Of course, they would say they were only fulfilling the desires of their readers, but honestly, I do question how much the readers guide the magazines and the magazines guide their readers. I can’t help think whenever I speak to people who read the rags about the contents of them, that they care about Jade (or any one of a hundred other ‘celebrities’) because the magazine is telling them they should.

To give Jade her due, while she hasn’t exactly lived her final months with a great deal of dignity, she has raised the profile of cervical cancer and as a result a lot more women in their twenties have been for screenings. And I’m sure that some women have had caught the disease early enough to do something about it. But is this worthy of the sixteen pages afforded to her in The Sun? If it is, then the policemen and army officers recently shot dead in Northern Ireland deserve the same. After all, you could argue that their contribution to society was as important as Jade’s (and probably more so).
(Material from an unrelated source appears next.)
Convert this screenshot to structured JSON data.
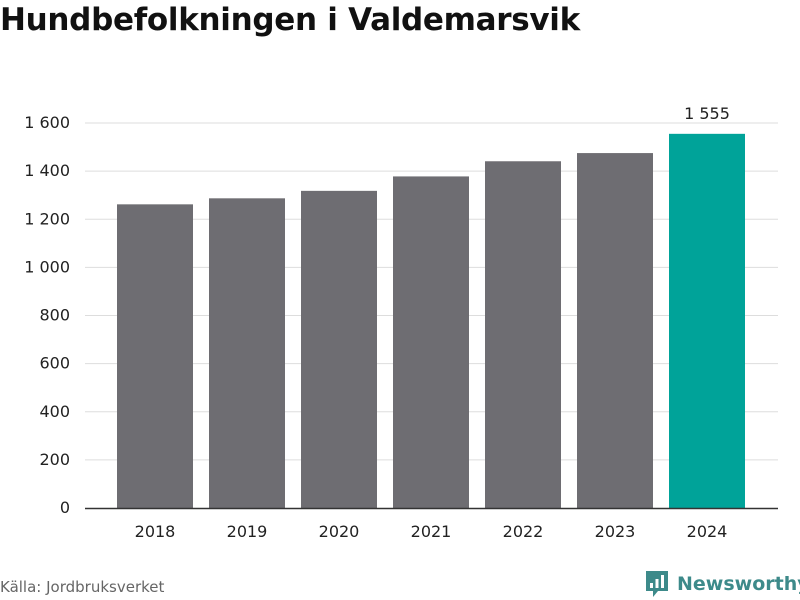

To my mind Jade Goody is a symptom of a society that has lost its way. When someone, anyone, with no talent that separates her from the masses can play the game and the media to the extent that she has, and generate the fame and wealth that she has, it brings into question the direction our society is going and the values our society holds. But is it society? Or is it the media that ‘serves’ our society? I’d suggest that the majority of people in this country are of the mind that while it’s very sad that a mother of two has died at the age of 27, does it really affect my life? Do we really need blanket coverage on 24 hour news channels and sixteen page tributes in the papers?

And what sad is that life goes on. In a few months, if not weeks, the media will have moved on to the next ‘B-lister” and Jade will be forgotten. Come the end of this year, she will have faded from most people’s memories until he ‘end-of-year news review’ at 23:00 on 31/12/09.

Do I think we have a celebrity obsessed culture? No. I don’t. I do think we have a celebrity obsessed media. And that is a very different thing altogether.